What are the disadvantages of weighted moving averages? ›

Limitations of the Weighted Moving Average

A shorter period will be more sensitive to price fluctuations, while a longer period will smooth out price movements. Another limitation is the possibility of false signals in volatile markets.

When to use weighted moving average? ›

The weighted moving average method is a form of technical analysis that is used by traders to identify trends. Additionally, it can be used as a filter for price action and as an indicator of trend direction. It can also be used as a way to identify support and resistance levels on a chart.

What are the four types of moving averages? ›

The main types include simple, exponential, linear weighted, and smoothed moving averages.

Which moving average is best for investing? ›

The 200-day moving average is widely used by professional traders and investors. It can serve as a benchmark when comparing another moving average, such as the 50-day moving average, to it. If the 50-day moving average is above the 200-day moving average, the stock is considered to be in a bullish position.

What is the most responsive moving average? ›

Exponential Moving Average (EMA): This type of moving average gives greater weight to recent prices and is more responsive to short-term price movements compared to the SMA.

Do professional traders use EMA? ›

Traders often look at exponential moving averages instead, as they react quicker to price changes, providing a more accurate reading. Time is of the essence when trading. An EMA and double exponential moving average (DEMA) both reflect the current price trend for given securities in a more up-to-date reading.

Is it better to use EMA or MA? ›

With moving averages in general, the longer the time period, the slower it is to react to price movement.

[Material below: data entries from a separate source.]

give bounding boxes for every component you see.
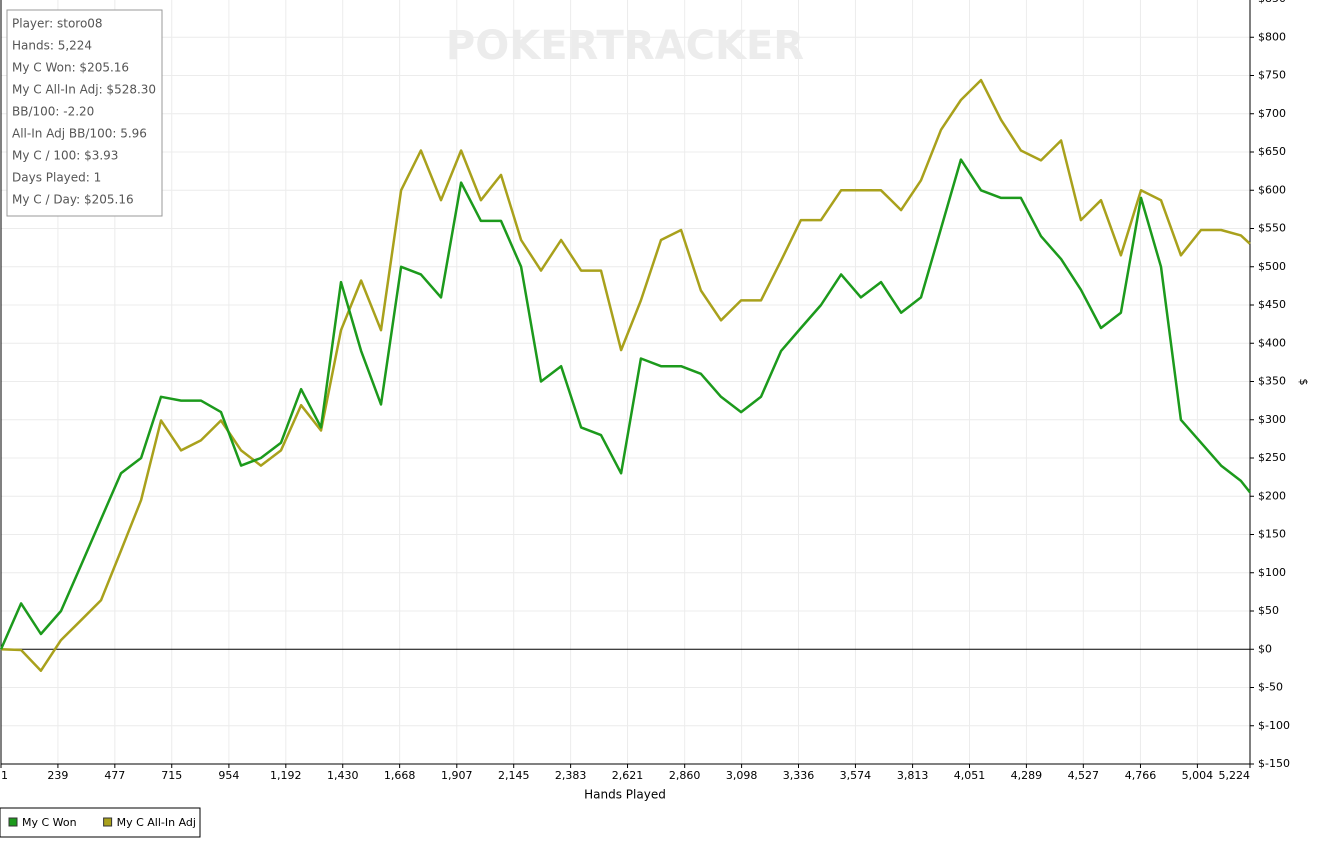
x-tick-label: 239: [47, 769, 68, 782]
y-tick-label: $600: [1258, 183, 1286, 196]
y-tick-label: $750: [1258, 69, 1286, 82]
y-tick-label: $0: [1258, 642, 1272, 655]
x-tick-label: 3,574: [840, 769, 872, 782]
x-tick-label: 715: [161, 769, 182, 782]
x-tick-label: 5,004: [1182, 769, 1214, 782]
y-tick-label: $850: [1258, 0, 1286, 5]
stat-line: All-In Adj BB/100: 5.96: [12, 127, 147, 141]
y-tick-label: $650: [1258, 145, 1286, 158]
legend-label: My C All-In Adj: [117, 816, 196, 829]
x-tick-label: 1,907: [441, 769, 473, 782]
y-tick-label: $200: [1258, 489, 1286, 502]
x-tick-label: 954: [218, 769, 239, 782]
y-tick-label: $400: [1258, 336, 1286, 349]
y-tick-label: $-150: [1258, 757, 1290, 770]
x-tick-label: 4,527: [1068, 769, 1100, 782]
x-tick-label: 3,336: [783, 769, 815, 782]
legend-swatch: [8, 817, 18, 827]
y-tick-label: $300: [1258, 413, 1286, 426]
x-tick-label: 4,051: [954, 769, 986, 782]
x-tick-label: 1,668: [384, 769, 416, 782]
x-tick-label: 2,621: [612, 769, 644, 782]
legend-label: My C Won: [22, 816, 77, 829]
x-tick-label: 1,192: [270, 769, 302, 782]
stat-line: BB/100: -2.20: [12, 105, 94, 119]
y-tick-label: $-100: [1258, 719, 1290, 732]
y-tick-label: $50: [1258, 604, 1279, 617]
x-tick-label: 4,289: [1011, 769, 1043, 782]
x-tick-label: 1: [1, 769, 8, 782]
x-tick-label: 1,430: [327, 769, 359, 782]
stat-line: Hands: 5,224: [12, 39, 92, 53]
stat-line: Player: storo08: [12, 17, 103, 31]
y-tick-label: $250: [1258, 451, 1286, 464]
x-tick-label: 3,098: [726, 769, 758, 782]
x-tick-label: 3,813: [897, 769, 929, 782]
stat-line: My C Won: $205.16: [12, 61, 129, 75]
series-line: [0, 78, 1251, 672]
legend-box: [0, 807, 201, 838]
x-tick-label: 2,145: [498, 769, 530, 782]
stats-box: [6, 9, 163, 217]
y-tick-label: $500: [1258, 260, 1286, 273]
x-tick-label: 4,766: [1125, 769, 1157, 782]
x-tick-label: 2,383: [555, 769, 587, 782]
y-tick-label: $350: [1258, 375, 1286, 388]
y-tick-label: $450: [1258, 298, 1286, 311]
stat-line: My C All-In Adj: $528.30: [12, 83, 156, 97]
y-tick-label: $550: [1258, 222, 1286, 235]
y-tick-label: $800: [1258, 30, 1286, 43]
stat-line: My C / 100: $3.93: [12, 149, 118, 163]
series-line: [0, 158, 1251, 650]
x-tick-label: 5,224: [1219, 769, 1251, 782]
watermark: POKERTRACKER: [446, 23, 804, 69]
y-tick-label: $100: [1258, 566, 1286, 579]
y-tick-label: $700: [1258, 107, 1286, 120]
x-axis-title: Hands Played: [584, 788, 666, 802]
stat-line: My C / Day: $205.16: [12, 193, 134, 207]
y-tick-label: $150: [1258, 528, 1286, 541]
x-tick-label: 477: [104, 769, 125, 782]
legend-swatch: [103, 817, 113, 827]
y-tick-label: $-50: [1258, 681, 1283, 694]
stat-line: Days Played: 1: [12, 171, 101, 185]
y-axis-title: $: [1297, 379, 1310, 386]
x-tick-label: 2,860: [669, 769, 701, 782]
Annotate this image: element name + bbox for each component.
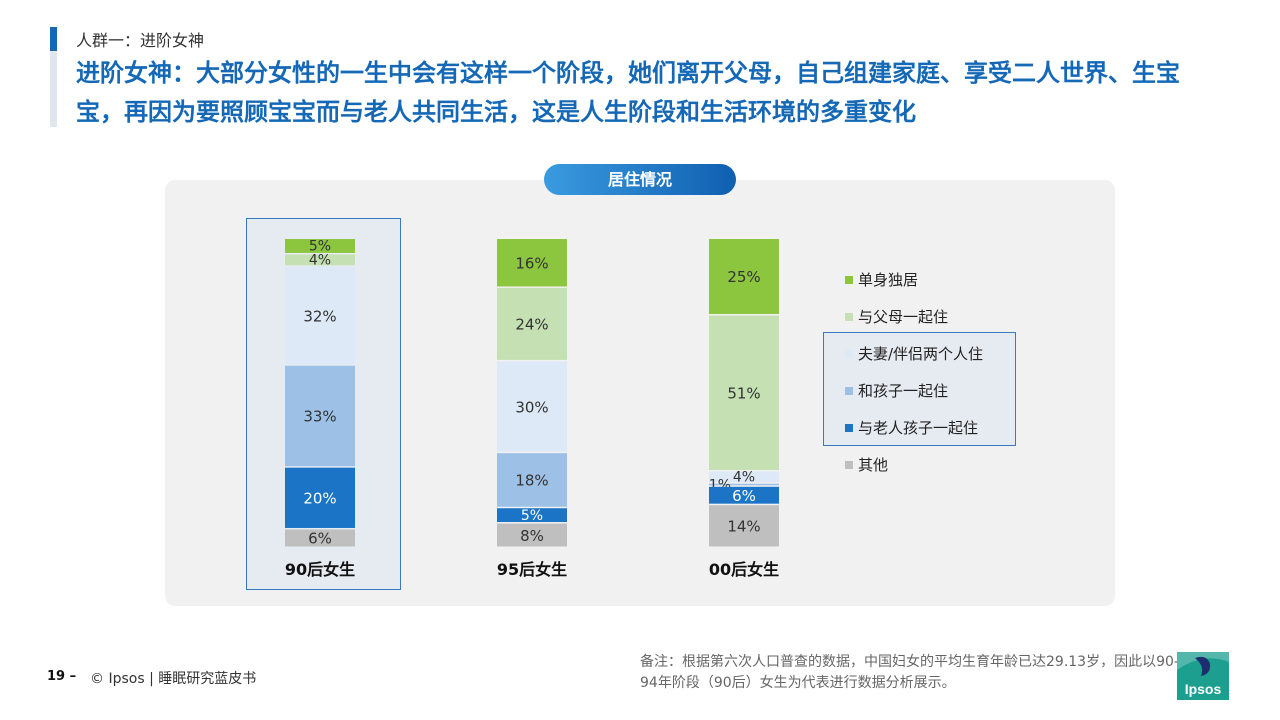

But everything else being equal, an EMA will track price more closely than an SMA. Because of this, the EMA is typically considered more appropriate in short-term trading.

Why is moving average better than exponential smoothing? ›

Generally speaking, if your demand is stable and does not show any significant trend or seasonality, then a moving average method is best. However, if your demand is dynamic and shows some trend or seasonality, then exponential smoothing is more suitable.

What kind of moving average is best indicator? ›

We recommend using the EMA or the VWMA. The VWMA is a good indicator because it incorporates both the asset price and the volume. At the same time, the EMA is a great indicator because it is more reactive to the current asset price. Regardless of the moving average you use, the strategies will always be the same.